I’ve looked into the guardianship thing, and it involves two separate lawyers and costs $4,000! We would all have to go to the courthouse, and how I would get a 300 lb. mentally disturbed man who sits talking to himself down there is beyond me. And I certainly don’t have that kind of money. The person who told me this said an alternative is to get that signed consent, but it’s difficult because the way these things go, there’s always someone new on the case.
In my experience, and this is general stuff, the bedside nurses are going to turf the problem because 1. they’re busy and 2. the minutia of complex HIPAA cases really is somebody else’s job.
I would recommend talking with the patient advocate, the nurse manager for the unit, or the dayshift house nursing supervisor (charge nurse for the whole hosp), in that order. Mostly banker’s hours, that lot. It’s definitly in the pts best interest to have family involved, they want to resolve his care too, if only to move him on, and probably because they want what’s best for him, you just have to get with someone who’s tasked with helping that happen, not someone who’s tasked with preventing breaches of confidentiality.
Many hospitals also have a Case Management Dept. You may have success there. Good Luck.
You are indeed having a HIPAA problem. I used to consult on HIPAA for medical facilities. The facility in question where this relative is being held will have someone called a ‘Privacy Officer’, as the law requires it. Ask to speak with that person and if they won’t authorize the release of information for you, they will at least tell you exactly what is needed and by whom for their specific guidelines so that it can be released. That person exists for the specific reason of preventing these kinds of run-arounds from employees who live in fear of violating the HIPAA laws.
You don’t need full guardianship. You can get a power of attorney, that allows you to act on your brother’s behalf for specific issues. It should not cost $4,000. For $4k, you could get a full will, trust, powers of attorney, etc. drawn up. Should cost about $300-500 for just a simple power of attorney.
The staff may be discounting the release that the patient signed out of a concern that he would be found not to be competent to have signed it at the time that he did so.
{This is not legal advice. This is idle Internet chatter.}
But if the patient is not currently competent to sign a POA, it won’t do any good. That may be why it might be necessary to have a guardianship hearing in court, which runs up the expense.
A court or someone would need to challenge his competency to declare the POA invalid. Typically such challenges occur when someone else is interested in having the power over the person. Doesn’t sound like that’s the case here.
Thank you for the responses so far, I’m writing it all down to take with me next time I take my mother up to ‘visit’.

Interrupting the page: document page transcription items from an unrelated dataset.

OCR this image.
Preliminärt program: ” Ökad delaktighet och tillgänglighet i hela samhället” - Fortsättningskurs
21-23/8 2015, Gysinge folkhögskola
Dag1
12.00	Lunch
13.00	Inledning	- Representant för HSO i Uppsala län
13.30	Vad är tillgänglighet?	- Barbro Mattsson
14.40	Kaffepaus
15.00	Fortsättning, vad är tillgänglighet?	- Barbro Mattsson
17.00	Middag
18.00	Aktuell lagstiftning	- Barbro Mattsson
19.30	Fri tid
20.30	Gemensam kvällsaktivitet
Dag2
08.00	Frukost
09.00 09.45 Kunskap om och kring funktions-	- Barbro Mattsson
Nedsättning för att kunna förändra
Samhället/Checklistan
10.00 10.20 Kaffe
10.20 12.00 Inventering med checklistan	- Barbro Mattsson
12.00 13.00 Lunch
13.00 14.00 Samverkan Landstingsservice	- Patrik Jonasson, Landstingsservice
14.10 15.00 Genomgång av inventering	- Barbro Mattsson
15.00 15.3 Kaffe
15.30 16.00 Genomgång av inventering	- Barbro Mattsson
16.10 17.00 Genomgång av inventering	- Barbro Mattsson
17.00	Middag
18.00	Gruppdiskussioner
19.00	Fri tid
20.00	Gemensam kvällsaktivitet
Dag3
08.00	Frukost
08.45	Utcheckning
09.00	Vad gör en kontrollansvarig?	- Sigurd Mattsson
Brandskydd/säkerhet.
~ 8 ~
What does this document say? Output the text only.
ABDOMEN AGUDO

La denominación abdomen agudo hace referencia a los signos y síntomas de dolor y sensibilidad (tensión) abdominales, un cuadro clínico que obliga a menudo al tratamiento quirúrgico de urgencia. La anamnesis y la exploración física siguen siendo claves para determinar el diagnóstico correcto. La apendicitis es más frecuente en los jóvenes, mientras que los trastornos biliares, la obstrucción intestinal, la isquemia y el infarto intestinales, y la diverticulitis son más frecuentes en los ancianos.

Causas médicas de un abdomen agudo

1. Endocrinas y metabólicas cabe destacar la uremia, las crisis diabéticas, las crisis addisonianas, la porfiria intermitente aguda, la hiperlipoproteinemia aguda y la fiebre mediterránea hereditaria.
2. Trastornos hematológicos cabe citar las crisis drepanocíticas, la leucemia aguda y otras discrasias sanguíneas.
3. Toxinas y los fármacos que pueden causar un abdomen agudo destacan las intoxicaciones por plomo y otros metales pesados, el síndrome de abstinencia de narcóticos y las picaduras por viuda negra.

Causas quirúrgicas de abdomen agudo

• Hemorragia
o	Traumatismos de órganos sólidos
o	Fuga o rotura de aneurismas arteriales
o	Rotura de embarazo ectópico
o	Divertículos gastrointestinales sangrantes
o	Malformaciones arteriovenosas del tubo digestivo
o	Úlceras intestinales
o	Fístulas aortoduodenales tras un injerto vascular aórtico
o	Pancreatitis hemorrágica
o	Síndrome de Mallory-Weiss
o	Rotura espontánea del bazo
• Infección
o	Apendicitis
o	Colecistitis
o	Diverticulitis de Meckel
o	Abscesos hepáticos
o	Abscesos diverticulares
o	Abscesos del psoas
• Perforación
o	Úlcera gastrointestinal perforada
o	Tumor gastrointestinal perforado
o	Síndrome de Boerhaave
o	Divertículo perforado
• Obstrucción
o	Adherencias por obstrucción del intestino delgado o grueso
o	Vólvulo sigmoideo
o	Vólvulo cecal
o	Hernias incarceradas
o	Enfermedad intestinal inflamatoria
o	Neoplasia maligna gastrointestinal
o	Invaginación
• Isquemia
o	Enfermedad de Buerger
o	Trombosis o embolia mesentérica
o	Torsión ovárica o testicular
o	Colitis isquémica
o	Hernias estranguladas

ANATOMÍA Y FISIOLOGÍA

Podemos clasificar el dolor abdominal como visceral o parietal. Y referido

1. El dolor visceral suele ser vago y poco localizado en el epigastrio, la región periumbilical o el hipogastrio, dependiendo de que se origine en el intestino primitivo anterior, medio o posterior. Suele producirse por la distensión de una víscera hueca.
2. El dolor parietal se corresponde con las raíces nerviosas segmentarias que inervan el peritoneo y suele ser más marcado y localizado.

I’m hoping it will end up the way it went (for the same situation) earlier this year, that they’ll transfer him eventually to the psychiatric facility where he previously did very well. I’m worried that his insurance is going to run out. I’m worried he’s going to lose his current housing and they’ll have to start all over finding him another place. I think he should be institutionalized, and I don’t know anything about that at all, if it’s even possible, and who should be responsible. Me? Things were going so well for about 2 weeks and here we are back to square one.